Sterling is magnificent
The pound moved higher ahead of Theresa May's address to parliament yesterday and it gained further ground - eventually - afterwards. Along the way it touched a 21-month high against the euro. Investors believe that parliament is on its way to winning the war against a no-deal Brexit.
There were no significant UK economic data on Tuesday and it would hardly have mattered if unemployment had doubled or retail sales halved. The prime minister's presentation was all, and it ticked most of the boxes for investors. Parliament will have another chance to reject her withdrawal plan on 12th March. Having done so, it will vote the following day on whether to agree a no-deal Brexit. With that out of the way the vote on 14th March will be whether to postpone the departure day by three months.
Questions remain about the usefulness of a three-month extension to Article 50: If parliament cannot agree after three months of debate (and nearly three years of negotiation) is it rational to expect it to do so after a further 12 weeks? But, nitpicking aside, investors believe that MPs have taken over control from ideological party leaders and that they will continue to steer Britain away from the economic cliff-edge.
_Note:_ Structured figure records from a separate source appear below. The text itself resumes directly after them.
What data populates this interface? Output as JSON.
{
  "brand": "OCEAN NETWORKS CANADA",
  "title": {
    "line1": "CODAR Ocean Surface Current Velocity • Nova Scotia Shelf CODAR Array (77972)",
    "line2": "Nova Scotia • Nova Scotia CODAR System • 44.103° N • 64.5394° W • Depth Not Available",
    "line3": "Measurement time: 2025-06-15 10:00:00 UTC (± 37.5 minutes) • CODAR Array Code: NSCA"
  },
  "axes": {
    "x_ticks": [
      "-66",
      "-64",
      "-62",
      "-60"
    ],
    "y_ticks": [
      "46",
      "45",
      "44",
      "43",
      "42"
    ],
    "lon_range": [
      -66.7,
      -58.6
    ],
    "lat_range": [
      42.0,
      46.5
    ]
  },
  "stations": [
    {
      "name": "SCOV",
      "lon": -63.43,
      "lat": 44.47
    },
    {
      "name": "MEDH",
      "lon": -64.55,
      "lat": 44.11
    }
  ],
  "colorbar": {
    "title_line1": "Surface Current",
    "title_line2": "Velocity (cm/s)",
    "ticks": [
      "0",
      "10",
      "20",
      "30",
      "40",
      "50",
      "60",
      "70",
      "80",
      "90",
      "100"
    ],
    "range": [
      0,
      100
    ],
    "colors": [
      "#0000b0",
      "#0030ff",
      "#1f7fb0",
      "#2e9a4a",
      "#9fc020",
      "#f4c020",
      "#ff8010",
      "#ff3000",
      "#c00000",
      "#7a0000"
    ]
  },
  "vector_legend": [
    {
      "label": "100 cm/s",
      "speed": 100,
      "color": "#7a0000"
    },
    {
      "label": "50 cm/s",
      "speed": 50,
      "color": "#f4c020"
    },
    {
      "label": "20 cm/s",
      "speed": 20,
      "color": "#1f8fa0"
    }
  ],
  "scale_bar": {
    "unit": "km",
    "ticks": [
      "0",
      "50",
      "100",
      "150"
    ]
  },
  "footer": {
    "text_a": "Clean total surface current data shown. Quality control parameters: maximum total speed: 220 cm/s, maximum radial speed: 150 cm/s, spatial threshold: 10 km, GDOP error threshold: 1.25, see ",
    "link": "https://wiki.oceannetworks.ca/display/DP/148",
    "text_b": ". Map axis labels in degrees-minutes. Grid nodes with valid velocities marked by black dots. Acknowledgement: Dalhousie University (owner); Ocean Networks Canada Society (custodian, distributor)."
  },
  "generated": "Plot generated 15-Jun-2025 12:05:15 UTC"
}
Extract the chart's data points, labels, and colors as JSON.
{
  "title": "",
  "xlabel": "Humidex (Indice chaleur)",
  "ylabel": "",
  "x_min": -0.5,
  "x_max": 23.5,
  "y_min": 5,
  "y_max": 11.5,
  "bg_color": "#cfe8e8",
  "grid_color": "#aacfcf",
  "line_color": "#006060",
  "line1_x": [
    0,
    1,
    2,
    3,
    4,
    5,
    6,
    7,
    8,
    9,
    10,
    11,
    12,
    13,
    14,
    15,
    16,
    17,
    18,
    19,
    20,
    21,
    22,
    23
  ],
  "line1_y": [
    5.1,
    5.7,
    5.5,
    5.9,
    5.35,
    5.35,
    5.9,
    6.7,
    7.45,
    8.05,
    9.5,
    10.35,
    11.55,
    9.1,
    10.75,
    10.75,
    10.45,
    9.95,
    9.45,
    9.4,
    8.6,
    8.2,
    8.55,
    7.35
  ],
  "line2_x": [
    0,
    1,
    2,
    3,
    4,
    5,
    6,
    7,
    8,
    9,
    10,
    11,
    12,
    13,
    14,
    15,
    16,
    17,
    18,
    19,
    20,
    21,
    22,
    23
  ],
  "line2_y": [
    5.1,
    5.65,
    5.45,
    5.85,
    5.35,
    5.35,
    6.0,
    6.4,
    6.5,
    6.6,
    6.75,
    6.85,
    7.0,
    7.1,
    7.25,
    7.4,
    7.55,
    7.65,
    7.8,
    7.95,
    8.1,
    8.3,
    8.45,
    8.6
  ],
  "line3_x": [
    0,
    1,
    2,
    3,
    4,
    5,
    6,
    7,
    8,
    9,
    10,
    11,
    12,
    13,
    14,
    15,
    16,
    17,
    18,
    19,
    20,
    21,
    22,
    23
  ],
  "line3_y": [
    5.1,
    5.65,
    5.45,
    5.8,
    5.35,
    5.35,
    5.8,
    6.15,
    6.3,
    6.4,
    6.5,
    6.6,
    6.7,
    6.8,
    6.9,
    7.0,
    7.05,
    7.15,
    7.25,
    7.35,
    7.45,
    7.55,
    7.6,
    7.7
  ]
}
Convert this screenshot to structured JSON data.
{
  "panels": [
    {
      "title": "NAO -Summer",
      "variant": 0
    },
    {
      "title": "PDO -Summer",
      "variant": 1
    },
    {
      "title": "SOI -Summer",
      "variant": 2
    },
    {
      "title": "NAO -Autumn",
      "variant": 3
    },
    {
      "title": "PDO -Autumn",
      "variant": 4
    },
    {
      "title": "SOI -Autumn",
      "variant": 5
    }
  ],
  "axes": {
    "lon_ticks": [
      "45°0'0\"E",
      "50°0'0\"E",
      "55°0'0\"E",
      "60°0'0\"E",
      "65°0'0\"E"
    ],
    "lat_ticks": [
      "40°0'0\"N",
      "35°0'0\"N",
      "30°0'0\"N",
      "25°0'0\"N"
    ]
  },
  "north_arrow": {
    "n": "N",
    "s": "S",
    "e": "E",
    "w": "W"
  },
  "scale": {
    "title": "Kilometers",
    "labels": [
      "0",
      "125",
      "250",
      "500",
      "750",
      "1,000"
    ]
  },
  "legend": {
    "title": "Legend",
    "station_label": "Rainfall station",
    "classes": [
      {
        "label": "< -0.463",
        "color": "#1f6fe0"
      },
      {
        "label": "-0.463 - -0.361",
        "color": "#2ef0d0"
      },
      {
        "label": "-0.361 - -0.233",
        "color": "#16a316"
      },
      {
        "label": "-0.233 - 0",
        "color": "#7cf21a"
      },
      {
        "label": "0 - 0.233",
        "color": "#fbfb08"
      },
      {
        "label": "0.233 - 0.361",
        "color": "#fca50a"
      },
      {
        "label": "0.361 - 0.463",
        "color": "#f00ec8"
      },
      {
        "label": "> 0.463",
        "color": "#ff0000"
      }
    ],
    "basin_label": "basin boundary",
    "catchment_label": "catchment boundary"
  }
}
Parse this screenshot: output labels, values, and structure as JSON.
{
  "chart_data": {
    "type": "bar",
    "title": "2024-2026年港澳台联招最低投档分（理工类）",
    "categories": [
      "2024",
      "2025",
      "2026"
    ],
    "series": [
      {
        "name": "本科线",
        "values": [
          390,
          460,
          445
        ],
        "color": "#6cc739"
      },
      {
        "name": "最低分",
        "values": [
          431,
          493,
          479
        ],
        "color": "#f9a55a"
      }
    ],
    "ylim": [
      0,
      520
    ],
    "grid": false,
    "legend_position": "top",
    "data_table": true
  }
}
The proceedings in parliament led to sterling becoming 2019's top-performing major currency. From its levels on New Year's Eve it has strengthened by an average of 3.6%. Upward progress between now and 14th March might be harder to come by.
Sterling's closest competitors yesterday were the Australian dollar and Norwegian krone. They were 0.4% behind - three quarters of an Aussie cent. The pound's biggest gains were against the US dollar and Swiss franc, both of which lost a cent and a quarter. The euro was four fifths of a cent to sterling's rear.
Looking ahead, it is hard to see what good news might crop up in the next fortnight positive enough to send the pound another step higher. If anything, investors might be tempted to take profits on long positions, sit back, and wait for something to go wrong.
The macroeconomic stuff
There were no heavyweight economic data on Tuesday and there are few on today's agenda. The heads of the Bank of England and the Federal Reserve answered questions from the House of Commons and the Senate without giving anything away.
Today's highlights are Canadian inflation and US durable goods orders. Given the Bank of Canada governor's recent observation that the future path of interest rates is "highly uncertain", the inflation numbers could exert more than their usual influence. The Loonie's performance yesterday - on average it was unchanged - suggests that investors have no expectations one way or the other. A headline rate of 1.5% is forecast.
US durable goods orders are among the most volatile and unpredictable economic statistics on the planet. That perhaps helps explain why investors pay so much attention to them. Analysts are forecasting a monthly increase of 0.2%, which almost guarantees that orders did not go up by 0.2%.